The Fairness Center focused on the cost of the salary and benefits accrued by the former REA presidents, which totaled $583,213 from 2011 to 2016. Going forward, the union will be made to pay the district for those costs until the current collective bargaining agreement expires.

“I think the major point here is that while things have gotten better for the kids in Reading, this is a statewide problem and this going to take a statewide solution.”

— David Osborne

“They’ve negotiated for certain privileges, and that’s what this is,” David Osborne, president and general counsel for the Fairness Center, said. “This is a privilege for one or more people to leave their full-time job and go work for the union full time.”

The problem with the decision in Reading is that the memorandum of understanding doesn’t set a legal precedent that would be binding for other districts.

“I think the major point here is that while things have gotten better for the kids in Reading, this is a statewide problem and this going to take a statewide solution,” Osborne said.

“I think it puts them on a level playing field.”

— Patrick Stefano

This controversial arrangement is allowed through collective bargaining under current Pennsylvania state law; it’s a practice that Republican State Sen. Patrick Stefano hopes to end through legislation. He currently has a bill on the Senate floor that would bar the practice of school districts shouldering the costs of teachers who take “full-time union leave.”

“I think it puts them on a level playing field,” Stefano said. “They can’t keep getting their workers at the taxpayers' costs. It’s a double cost for a school district. … Those are tax dollars out the door without any educational benefit.

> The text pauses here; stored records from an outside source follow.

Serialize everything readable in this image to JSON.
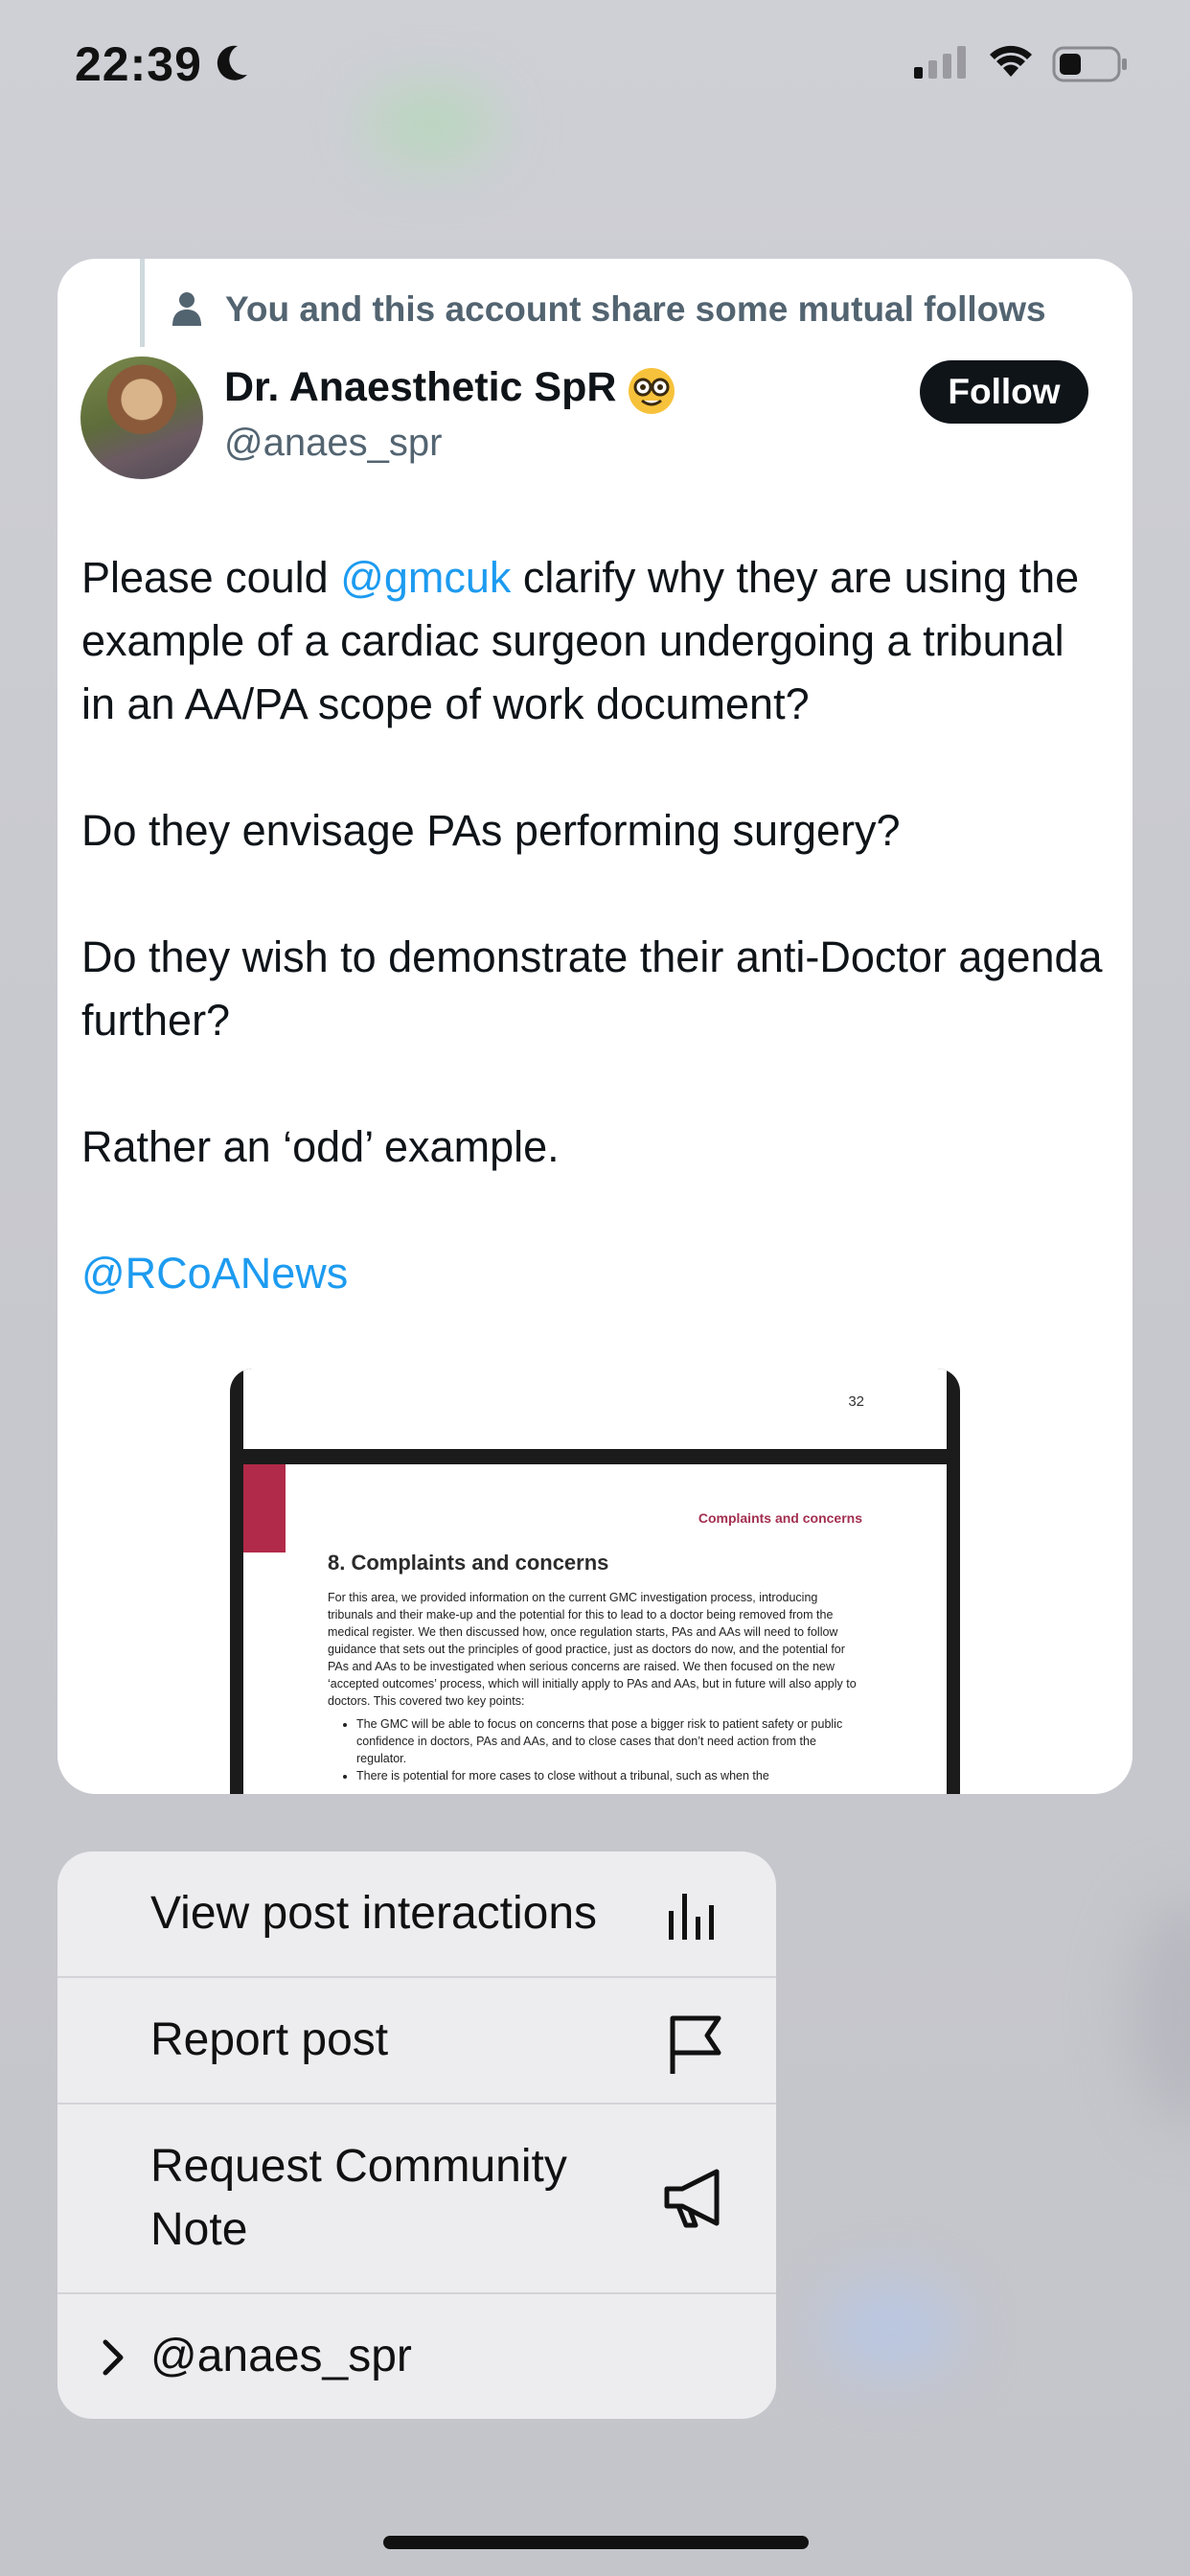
{
  "status_bar": {
    "time": "22:39"
  },
  "post": {
    "social_context": "You and this account share some mutual follows",
    "author": {
      "name": "Dr. Anaesthetic SpR",
      "emoji": "nerd-face",
      "handle": "@anaes_spr"
    },
    "follow_label": "Follow",
    "text": {
      "p1_before": "Please could ",
      "p1_mention": "@gmcuk",
      "p1_after": " clarify why they are using the example of a cardiac surgeon undergoing a tribunal in an AA/PA scope of work document?",
      "p2": "Do they envisage PAs performing surgery?",
      "p3": "Do they wish to demonstrate their anti-Doctor agenda further?",
      "p4": "Rather an ‘odd’ example.",
      "p5_mention": "@RCoANews"
    },
    "attachment": {
      "page_number": "32",
      "section_header": "Complaints and concerns",
      "heading": "8. Complaints and concerns",
      "body": "For this area, we provided information on the current GMC investigation process, introducing tribunals and their make-up and the potential for this to lead to a doctor being removed from the medical register. We then discussed how, once regulation starts, PAs and AAs will need to follow guidance that sets out the principles of good practice, just as doctors do now, and the potential for PAs and AAs to be investigated when serious concerns are raised. We then focused on the new ‘accepted outcomes’ process, which will initially apply to PAs and AAs, but in future will also apply to doctors. This covered two key points:",
      "bullet1": "The GMC will be able to focus on concerns that pose a bigger risk to patient safety or public confidence in doctors, PAs and AAs, and to close cases that don’t need action from the regulator.",
      "bullet2": "There is potential for more cases to close without a tribunal, such as when the"
    }
  },
  "menu": {
    "items": [
      {
        "label": "View post interactions",
        "icon": "bar-chart-icon"
      },
      {
        "label": "Report post",
        "icon": "flag-icon"
      },
      {
        "label": "Request Community Note",
        "icon": "megaphone-icon"
      },
      {
        "label": "@anaes_spr",
        "icon": "chevron-right-icon"
      }
    ]
  },
  "colors": {
    "accent": "#1d9bf0",
    "text_primary": "#0f1419",
    "text_secondary": "#536471",
    "doc_red": "#b22a49"
  }
}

"When resources are already strained, it just makes a bad situation worse.”

The bill would still allow for teachers to be granted paid time off to vote over union functions, attend conferences or lobby state lawmakers. The threshold for full-time union work would be defined as more than three consecutive days in a week or 30 days in a school year.

In an emailed statement, Rebecca Titus, president of the REA, said she’s pleased the lawsuit is being discontinued so “we may focus our efforts on educating the students of Reading.”

Reading, long-maligned as economically depressed, has had its share of education problems. A 2016 Pennsylvania System of School Assessment study found that the town ranked 494 out of 500 districts in math proficiency, and No. 493 in reading proficiency. These numbers follow students into high school, where only 65 percent graduated in 2016.

Those rates are stark when compared with the statewide graduation rate of 89 percent.